Amazon EC2 P4d is powered by Nvidia A100 Tensor Core GPUs and AWS Petabit Networks
Amazon Web Services (AWS) recently announced the general availability of Amazon Elastic Compute Cloud (Amazon EC2) P4d instances powered by Nvidia GPUs. Recall that an instance is understood as an instance of a virtual machine running in the cloud that provides infrastructure as a service (IaaS), which implements such a service model in cloud computing, when the user is provided with a certain typical resource with specific capabilities. AWS estimates that P4d instances provide 3x the performance and 2.5x more GPU memory for machine learning and supercomputing workloads than previous generation P3 instances. And all this – at a lower cost (depending on the configuration and tariff plan, savings can be up to 60%).
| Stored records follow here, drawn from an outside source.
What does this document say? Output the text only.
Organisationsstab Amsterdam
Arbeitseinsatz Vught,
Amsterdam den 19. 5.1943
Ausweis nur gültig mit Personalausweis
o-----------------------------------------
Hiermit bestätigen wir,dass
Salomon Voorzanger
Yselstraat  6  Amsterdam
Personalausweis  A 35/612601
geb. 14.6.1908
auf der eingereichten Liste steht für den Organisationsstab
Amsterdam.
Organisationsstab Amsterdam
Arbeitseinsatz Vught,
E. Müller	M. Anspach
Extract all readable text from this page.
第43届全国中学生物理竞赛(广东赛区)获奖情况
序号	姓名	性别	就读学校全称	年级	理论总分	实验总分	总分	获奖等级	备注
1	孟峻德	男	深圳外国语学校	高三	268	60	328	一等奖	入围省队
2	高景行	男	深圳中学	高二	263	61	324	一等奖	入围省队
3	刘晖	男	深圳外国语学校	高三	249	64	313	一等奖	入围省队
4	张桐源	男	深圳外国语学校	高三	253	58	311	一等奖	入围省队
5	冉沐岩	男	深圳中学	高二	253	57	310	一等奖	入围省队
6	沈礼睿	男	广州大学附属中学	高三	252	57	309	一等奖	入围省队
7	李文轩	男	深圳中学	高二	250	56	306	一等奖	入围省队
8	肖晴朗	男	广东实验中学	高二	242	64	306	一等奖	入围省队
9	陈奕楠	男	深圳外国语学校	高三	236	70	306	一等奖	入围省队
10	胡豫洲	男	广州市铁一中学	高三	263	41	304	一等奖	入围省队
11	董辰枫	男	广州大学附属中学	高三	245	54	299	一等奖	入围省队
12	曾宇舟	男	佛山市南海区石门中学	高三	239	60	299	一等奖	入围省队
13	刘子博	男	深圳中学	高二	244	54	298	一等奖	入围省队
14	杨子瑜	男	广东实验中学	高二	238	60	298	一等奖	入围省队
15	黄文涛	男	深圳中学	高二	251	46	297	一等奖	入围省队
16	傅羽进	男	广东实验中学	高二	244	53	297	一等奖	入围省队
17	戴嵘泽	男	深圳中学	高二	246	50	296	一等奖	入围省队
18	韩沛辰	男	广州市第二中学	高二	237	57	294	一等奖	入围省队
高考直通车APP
AWS Announces Availability of Amazon EC2 P4d Instances
The P4d Instance provides access to eight Nvidia A100 Tensor Core GPUs and 400Gbps network (16x the P3). With AWS Elastic Fabric (EFA) and Nvidia GPUDirect RDMA (Remote Direct Memory Access), customers can aggregate P4d instances into EC2 UltraClusters. This enables access to supercomputer-grade performance by scaling P4d instances up to more than 4,000 A100 GPUs (double that of any other cloud service provider) by leveraging AWS’s non-blocking petabit-scale network infrastructure integrated with Amazon FSx for high-performance storage Luster.
The improved P4d performance speeds up the training of machine learning models, and the extra GPU memory helps customers train larger, more complex models. Customers can run containerized applications on P4d instances using AWS Deep Learning Containers with libraries for Amazon Elastic Kubernetes Service (Amazon EKS) or Amazon Elastic Container Service (Amazon ECS). For more complete control, customers can use P4d instances through Amazon SageMaker, giving developers and data scientists the ability to quickly build, train, and deploy machine learning models. P4d has support for all major machine learning frameworks including TensorFlow, PyTorch, and Apache MXNet, giving customers the flexibility to choose the environment that best suits their application.